Last Tuesday I went to hear Dr. Yaron Brook of the Ayn Rand Institute give a talk, entitled “Capitalism Without Guilt,” in a decent-sized campus lecture hall. To my surprise, the sweltering hall was completely packed with 150-160+ people, a good mix of students and locals. The enthusiasm of both Brook and the crowd was great, and I felt compelled to write an article on the event for the College Libertarian & YAF Bulletin, which is probably why most of this post is going to seem uncharacteristically formal…
Brook first and foremost set out to illustrate that it was regulations, not free markets, that are ultimately the cause of our economic woes, and this recession is no different. He pointed out that the mortgage market and the banking industry are far from being governed by the invisible hand of the market—indeed, banking is one of the most heavily regulated sectors of the economy, and political incentives and government dictates to boost home ownership helped spur the housing boom and subsequent bust.
Brook also accused Federal Reserve and its cheap money policies, which were predominant over the past decade and a half, of encouraging an irrational, irresponsible, and unsustainable expansion of credit as individuals were incentivized to take on massive amounts of debt. This mixed-market approach to economics, he said, was always bound to end in failure.
For contrast, Brook pointed to the virtually unregulated consumer tech sector, which has experienced incredible, sustained growth over the past generation with little government assistance. He argued that the innovation displayed in a relatively commonplace, if no less amazing, product like the Apple iPhone can only exist and flourish in a free market.
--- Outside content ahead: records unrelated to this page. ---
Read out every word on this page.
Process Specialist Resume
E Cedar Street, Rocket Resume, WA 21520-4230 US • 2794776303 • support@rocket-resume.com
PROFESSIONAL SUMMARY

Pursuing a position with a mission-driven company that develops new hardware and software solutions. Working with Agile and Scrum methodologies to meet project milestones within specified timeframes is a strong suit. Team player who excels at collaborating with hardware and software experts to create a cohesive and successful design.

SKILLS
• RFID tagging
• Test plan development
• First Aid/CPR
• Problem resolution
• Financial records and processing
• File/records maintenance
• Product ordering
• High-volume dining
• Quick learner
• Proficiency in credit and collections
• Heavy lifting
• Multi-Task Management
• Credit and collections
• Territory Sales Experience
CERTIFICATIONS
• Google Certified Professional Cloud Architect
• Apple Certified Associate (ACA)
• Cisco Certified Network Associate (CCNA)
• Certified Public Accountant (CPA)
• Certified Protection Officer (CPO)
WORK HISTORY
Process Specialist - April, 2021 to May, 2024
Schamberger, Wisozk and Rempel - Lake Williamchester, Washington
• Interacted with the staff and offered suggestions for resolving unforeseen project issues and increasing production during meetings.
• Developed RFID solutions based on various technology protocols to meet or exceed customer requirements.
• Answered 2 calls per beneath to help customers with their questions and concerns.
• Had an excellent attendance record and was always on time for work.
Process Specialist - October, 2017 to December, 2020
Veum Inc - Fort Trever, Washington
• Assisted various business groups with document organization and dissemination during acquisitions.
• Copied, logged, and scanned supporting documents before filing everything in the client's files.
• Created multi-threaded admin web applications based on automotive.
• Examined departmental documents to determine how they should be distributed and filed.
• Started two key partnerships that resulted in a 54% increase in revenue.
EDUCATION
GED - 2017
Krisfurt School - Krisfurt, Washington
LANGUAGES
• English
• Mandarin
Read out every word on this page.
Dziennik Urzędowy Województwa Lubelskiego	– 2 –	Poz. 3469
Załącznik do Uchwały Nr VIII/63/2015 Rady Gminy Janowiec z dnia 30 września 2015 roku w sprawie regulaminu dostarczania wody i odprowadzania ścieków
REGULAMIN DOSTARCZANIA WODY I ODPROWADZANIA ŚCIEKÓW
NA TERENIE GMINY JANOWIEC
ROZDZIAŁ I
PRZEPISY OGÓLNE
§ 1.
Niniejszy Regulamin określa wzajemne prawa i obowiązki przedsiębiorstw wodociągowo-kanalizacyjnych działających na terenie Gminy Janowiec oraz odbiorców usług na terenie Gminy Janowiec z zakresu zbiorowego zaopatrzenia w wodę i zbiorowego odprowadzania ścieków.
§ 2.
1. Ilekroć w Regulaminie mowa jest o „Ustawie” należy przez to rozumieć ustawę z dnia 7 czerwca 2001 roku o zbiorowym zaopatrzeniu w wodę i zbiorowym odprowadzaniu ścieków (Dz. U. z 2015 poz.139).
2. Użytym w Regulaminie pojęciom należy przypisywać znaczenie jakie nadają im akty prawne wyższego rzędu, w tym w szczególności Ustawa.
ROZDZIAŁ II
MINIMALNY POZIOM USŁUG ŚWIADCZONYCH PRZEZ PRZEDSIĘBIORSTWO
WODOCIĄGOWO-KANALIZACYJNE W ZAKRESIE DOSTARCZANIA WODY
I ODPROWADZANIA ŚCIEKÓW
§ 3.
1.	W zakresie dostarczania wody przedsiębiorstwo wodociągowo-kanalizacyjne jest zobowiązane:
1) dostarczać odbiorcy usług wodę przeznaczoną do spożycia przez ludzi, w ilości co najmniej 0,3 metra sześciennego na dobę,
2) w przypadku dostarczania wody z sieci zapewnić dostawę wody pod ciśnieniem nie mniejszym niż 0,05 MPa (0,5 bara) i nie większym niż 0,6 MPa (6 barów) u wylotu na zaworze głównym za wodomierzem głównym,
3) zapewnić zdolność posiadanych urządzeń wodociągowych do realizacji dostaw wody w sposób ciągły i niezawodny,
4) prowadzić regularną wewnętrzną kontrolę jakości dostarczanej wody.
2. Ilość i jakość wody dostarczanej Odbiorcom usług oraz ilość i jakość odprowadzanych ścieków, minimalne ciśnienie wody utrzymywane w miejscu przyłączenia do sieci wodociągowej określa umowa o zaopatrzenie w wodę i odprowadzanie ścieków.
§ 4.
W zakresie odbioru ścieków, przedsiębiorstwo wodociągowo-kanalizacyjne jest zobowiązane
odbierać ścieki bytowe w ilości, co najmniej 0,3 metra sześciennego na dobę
The next segment of Brook’s discussion focused on the moral justification for capitalism. His Objectivist beliefs were apparent as he lamented the lack of “righteous, moral, and ethical defense of capitalism” in the academic and political spheres, even among conservatives and libertarians.
Instead, Brook insisted, we need to promote capitalism as not only the most effective way of creating wealth and improving the standard of living of both rich and poor—but also as the only moral economic choice. The altruistic but ultimately flawed promotion of the virtue of selflessness, Brook argued, was the sole reason that many freedom-loving individuals felt “uncomfortable” with the selfish essence of capitalism.
Until this misguided core principle of selflessness is replaced with a rational understanding of the benefits and basic morality of selfishness, he said, we will keep making the same economic mistakes and prevent both individuals and mankind as a whole from achieving their true potential.
The Q&A that followed Brook’s lecture covered everything from the military to racism, and managed to offend a group of Europeans present in the audience in the process.
Brook, who unlike some libertarians, believes that foreign military intervention is sometimes necessary and justifiable and that war is moral under certain circumstances, defended increased pay and other economic incentives used by the military to attract recruits in response to a question by a serviceman. He added that such incentives would likely be minimal if the political class actually gave potential soldiers something to fight for—namely, increased freedom.
Though several audience members questioned Brook on the apparent lack of outreach to minorities on the part of pro-capitalist activists, he insisted that identity politics are fundamentally dehumanizing and that “freedom is the great melting pot.” Instead, he urged individuals to seek to sway cultural and academic leaders in a top-down effort to spread freedom.
Brook’s enthusiasm and deep-rooted belief in the power of his ideas to bring positive change was apparent throughout the two and a half hour long talk. The packed hall and enthusiastic response of the audience to his words should be enough to let all of us freedom-lovers know that we perhaps aren’t as alone as we sometimes seem to be in our fight for liberty.